Where his article has an astonishingly contemporary ring, however, is in the attention he devoted to the law of libel, which, he said, "in practice accounts for more stifling of facts and opinion than all the other checks put together". There were, he concluded, many problems about the law of libel. One was that the defence of justification and fair comment were, in practice, almost meaningless.

Onus of proof

"You will have to prove, and prove with the same strictness of proof as in a criminal charge, that the whole statement and every part of it is true. The onus of proof is on you, and the proof must be absolutely conclusive. For instance, if you assert that a cabinet minister neglects his department, you must prove that he has neglected it, not once or a few times, but habitually". Sailing even closer to the wind, he went on: "Suppose you find that a cabinet minister is very friendly with a businessman, and that this businessman is given licences to export or import goods not given to any others, you will rightly suspect favouritism, But you can hardly voice it and escape the charge of libel.

"Or again, you may play the detective on slum landlords, and collect evidence as to their rent charges, the condition of their property etc. But you cannot publish, with names and dates, that evidence and call for an enquiry. In other words you may not voice suspicions however well-grounded. And you may not publish facts discreditable to certain public services or classes.

More latitude

"We are far from suggesting any modification of this law insofar as it protects the private citizen. But we do suggest that a little more latitude should be given in criticising public men.

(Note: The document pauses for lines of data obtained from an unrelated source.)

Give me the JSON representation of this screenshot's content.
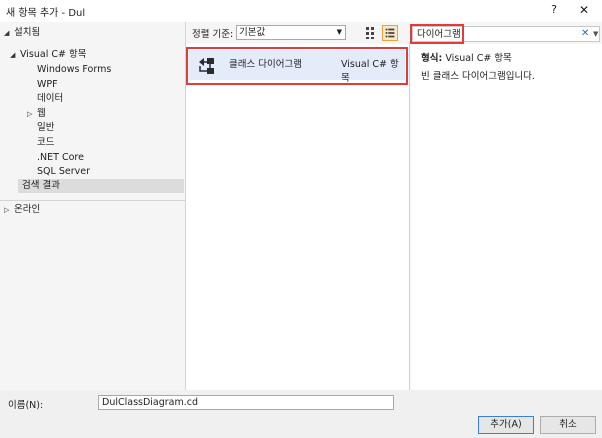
{
  "window": {
    "title": "새 항목 추가 - Dul",
    "help_label": "?",
    "close_label": "✕"
  },
  "tree": {
    "installed_label": "설치됨",
    "items": [
      {
        "label": "Visual C# 항목"
      },
      {
        "label": "Windows Forms"
      },
      {
        "label": "WPF"
      },
      {
        "label": "데이터"
      },
      {
        "label": "웹"
      },
      {
        "label": "일반"
      },
      {
        "label": "코드"
      },
      {
        "label": ".NET Core"
      },
      {
        "label": "SQL Server"
      },
      {
        "label": "검색 결과"
      }
    ],
    "online_label": "온라인"
  },
  "toolbar": {
    "sort_label": "정렬 기준:",
    "sort_value": "기본값"
  },
  "search": {
    "value": "다이어그램",
    "clear_label": "✕"
  },
  "templates": [
    {
      "name": "클래스 다이어그램",
      "type": "Visual C# 항목",
      "icon": "class-diagram-icon"
    }
  ],
  "details": {
    "type_label": "형식:",
    "type_value": "Visual C# 항목",
    "description": "빈 클래스 다이어그램입니다."
  },
  "footer": {
    "name_label": "이름(N):",
    "name_value": "DulClassDiagram.cd",
    "add_label": "추가(A)",
    "cancel_label": "취소"
  },
  "colors": {
    "highlight_border": "#e03c3c",
    "selection_bg": "#e5ecf9",
    "accent_blue": "#3c7fd8"
  }
}
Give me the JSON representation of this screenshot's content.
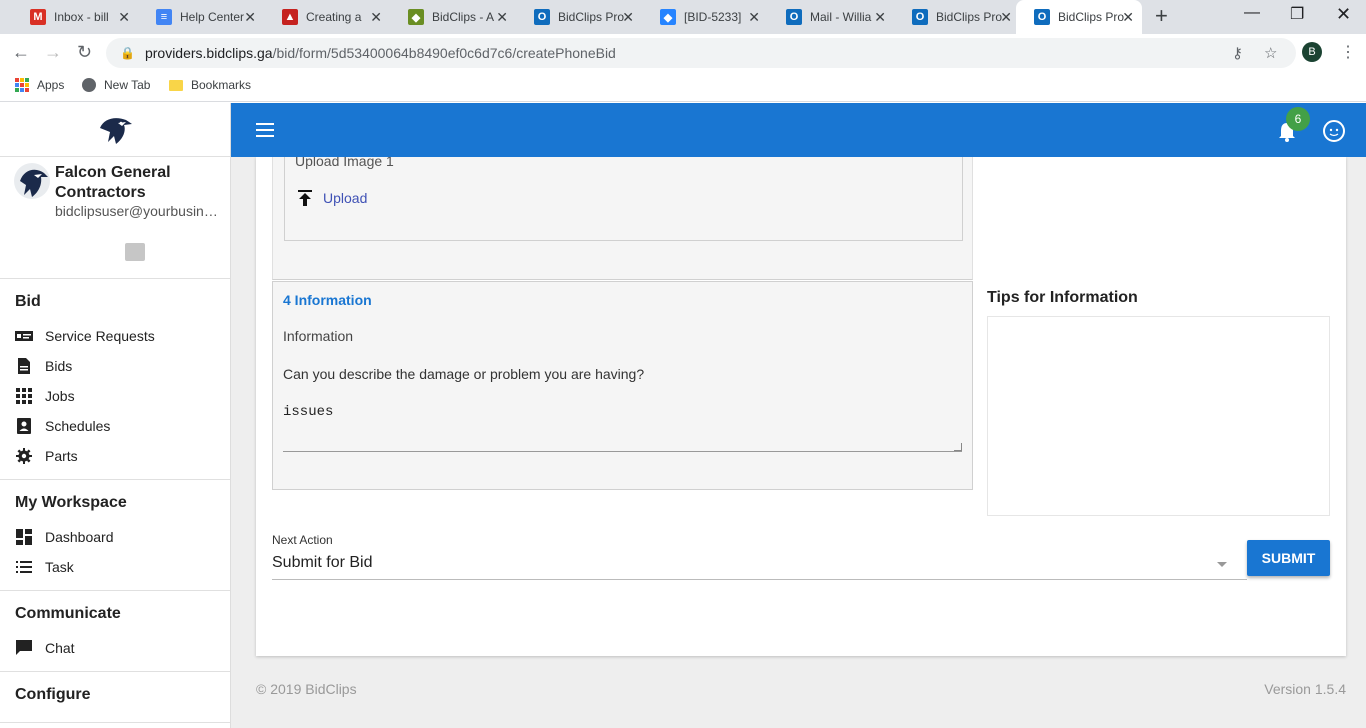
{
  "browser": {
    "tabs": [
      {
        "title": "Inbox - bill",
        "favicon": "gmail-icon",
        "color": "#d93025",
        "glyph": "M"
      },
      {
        "title": "Help Center",
        "favicon": "docs-icon",
        "color": "#4285f4",
        "glyph": "≡"
      },
      {
        "title": "Creating a",
        "favicon": "triangle-icon",
        "color": "#c5221f",
        "glyph": "▲"
      },
      {
        "title": "BidClips - A",
        "favicon": "bidclips-icon",
        "color": "#6a8e23",
        "glyph": "◆"
      },
      {
        "title": "BidClips Pro",
        "favicon": "outlook-icon",
        "color": "#0f6cbd",
        "glyph": "O"
      },
      {
        "title": "[BID-5233]",
        "favicon": "jira-icon",
        "color": "#2684ff",
        "glyph": "◆"
      },
      {
        "title": "Mail - Willia",
        "favicon": "outlook-icon",
        "color": "#0f6cbd",
        "glyph": "O"
      },
      {
        "title": "BidClips Pro",
        "favicon": "outlook-icon",
        "color": "#0f6cbd",
        "glyph": "O"
      },
      {
        "title": "BidClips Pro",
        "favicon": "outlook-icon",
        "color": "#0f6cbd",
        "glyph": "O"
      }
    ],
    "url_host": "providers.bidclips.ga",
    "url_path": "/bid/form/5d53400064b8490ef0c6d7c6/createPhoneBid",
    "profile_initial": "B",
    "bookmarks": [
      "Apps",
      "New Tab",
      "Bookmarks"
    ]
  },
  "sidebar": {
    "company_name": "Falcon General Contractors",
    "email": "bidclipsuser@yourbusiness.com",
    "sections": [
      {
        "heading": "Bid",
        "items": [
          {
            "label": "Service Requests",
            "icon": "card-icon"
          },
          {
            "label": "Bids",
            "icon": "document-icon"
          },
          {
            "label": "Jobs",
            "icon": "grid-icon"
          },
          {
            "label": "Schedules",
            "icon": "contact-icon"
          },
          {
            "label": "Parts",
            "icon": "gear-icon"
          }
        ]
      },
      {
        "heading": "My Workspace",
        "items": [
          {
            "label": "Dashboard",
            "icon": "dashboard-icon"
          },
          {
            "label": "Task",
            "icon": "list-icon"
          }
        ]
      },
      {
        "heading": "Communicate",
        "items": [
          {
            "label": "Chat",
            "icon": "chat-icon"
          }
        ]
      },
      {
        "heading": "Configure",
        "items": []
      }
    ]
  },
  "header": {
    "notification_count": "6",
    "accent": "#1976d2",
    "badge_color": "#43a047"
  },
  "form": {
    "upload_label": "Upload Image 1",
    "upload_button": "Upload",
    "step_title": "4 Information",
    "field_label": "Information",
    "question": "Can you describe the damage or problem you are having?",
    "answer": "issues",
    "tips_title": "Tips for Information",
    "next_action_label": "Next Action",
    "next_action_value": "Submit for Bid",
    "submit_label": "SUBMIT"
  },
  "footer": {
    "copyright": "© 2019 BidClips",
    "version": "Version 1.5.4"
  }
}
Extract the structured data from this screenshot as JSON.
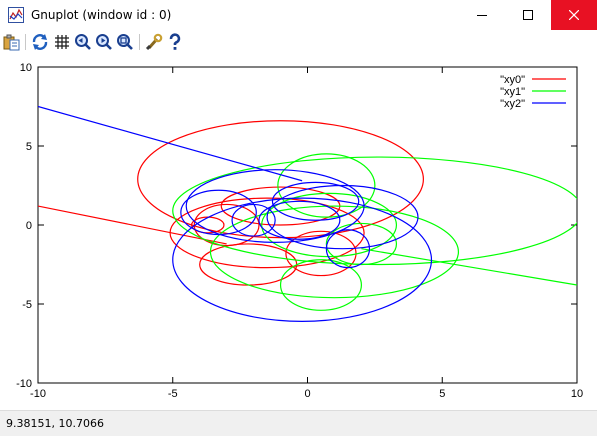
{
  "window": {
    "title": "Gnuplot (window id : 0)"
  },
  "toolbar": {
    "buttons": [
      {
        "name": "copy-to-clipboard-icon"
      },
      {
        "name": "replot-icon"
      },
      {
        "name": "grid-icon"
      },
      {
        "name": "zoom-previous-icon"
      },
      {
        "name": "zoom-next-icon"
      },
      {
        "name": "autoscale-icon"
      },
      {
        "name": "options-icon"
      },
      {
        "name": "help-icon"
      }
    ]
  },
  "status": {
    "coords": "9.38151,  10.7066"
  },
  "chart_data": {
    "type": "line",
    "title": "",
    "xlabel": "",
    "ylabel": "",
    "xlim": [
      -10,
      10
    ],
    "ylim": [
      -10,
      10
    ],
    "xticks": [
      "-10",
      "-5",
      "0",
      "5",
      "10"
    ],
    "yticks": [
      "-10",
      "-5",
      "0",
      "5",
      "10"
    ],
    "grid": false,
    "legend": "top-right",
    "colors": {
      "xy0": "#ff0000",
      "xy1": "#00ff00",
      "xy2": "#0000ff"
    },
    "series": [
      {
        "name": "\"xy0\"",
        "color": "#ff0000",
        "shape": "closed loops with tail",
        "tail": [
          [
            -10,
            1.2
          ],
          [
            -3,
            -1.2
          ]
        ],
        "loops": [
          [
            -1,
            2.9,
            5.3,
            3.7
          ],
          [
            -1.5,
            -0.5,
            3.6,
            2.2
          ],
          [
            -3,
            0,
            1.2,
            1.3
          ],
          [
            -2.2,
            -2.5,
            1.8,
            1.3
          ],
          [
            0.5,
            -1.8,
            1.3,
            1.4
          ],
          [
            -1,
            1.2,
            2.2,
            1.2
          ],
          [
            -3.7,
            0,
            0.6,
            0.5
          ]
        ]
      },
      {
        "name": "\"xy1\"",
        "color": "#00ff00",
        "shape": "closed loops with tail",
        "tail": [
          [
            2,
            -1.5
          ],
          [
            10,
            -3.8
          ]
        ],
        "loops": [
          [
            2.6,
            0.9,
            7.6,
            3.4
          ],
          [
            1,
            -1.7,
            4.6,
            2.9
          ],
          [
            0.7,
            2.5,
            1.8,
            2.0
          ],
          [
            0.8,
            0,
            2.5,
            2.0
          ],
          [
            0.5,
            -3.8,
            1.5,
            1.6
          ],
          [
            2,
            -1.2,
            1.3,
            1.3
          ]
        ]
      },
      {
        "name": "\"xy2\"",
        "color": "#0000ff",
        "shape": "closed loops with tail",
        "tail": [
          [
            -10,
            7.5
          ],
          [
            -0.2,
            2.8
          ]
        ],
        "loops": [
          [
            -0.2,
            -2.2,
            4.8,
            3.9
          ],
          [
            -1.2,
            1.2,
            3.3,
            2.3
          ],
          [
            1.3,
            0.5,
            2.8,
            2.0
          ],
          [
            -3.3,
            0.8,
            1.4,
            1.4
          ],
          [
            -0.3,
            0.3,
            1.5,
            1.2
          ],
          [
            0.3,
            1.5,
            1.6,
            1.2
          ],
          [
            -2,
            0.3,
            0.8,
            1.0
          ],
          [
            1.5,
            -1.5,
            0.8,
            1.2
          ]
        ]
      }
    ]
  }
}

The life of the public politician, financier etc., should be, like that of Caesar's wife, above suspicion. He thrives on the confidence of the public in him, and accordingly the public are entitled to know all about him. Hence it seems desirable that, in addition to proven facts, even well-grounded suspicions as to his honesty etc., should be laid before them. And who can do that but the Press? "There is, admittedly, a danger in this. It may open the way to irresponsible mud-slinging in public life - where alas all too little charity is operative even as things are. But that danger must be faced if we are to escape the still greater danger of corruption and inefficiency in the management of public affairs."

In 1964, more than a quarter of a century after Lucey wrote this, the great US jurist, Herbert Wechsler, who died on April 26th last, successfully appeared in the US Supreme Court for the New York Times in a landmark case which established protection for the US media against libel suits brought by public officials, as long as their reports were not "false, scandalous or malicious". Since then, any public official suing for libel in the US has to prove malicious intent.

Sixty-three years after Lucey put pen to paper, we are still waiting.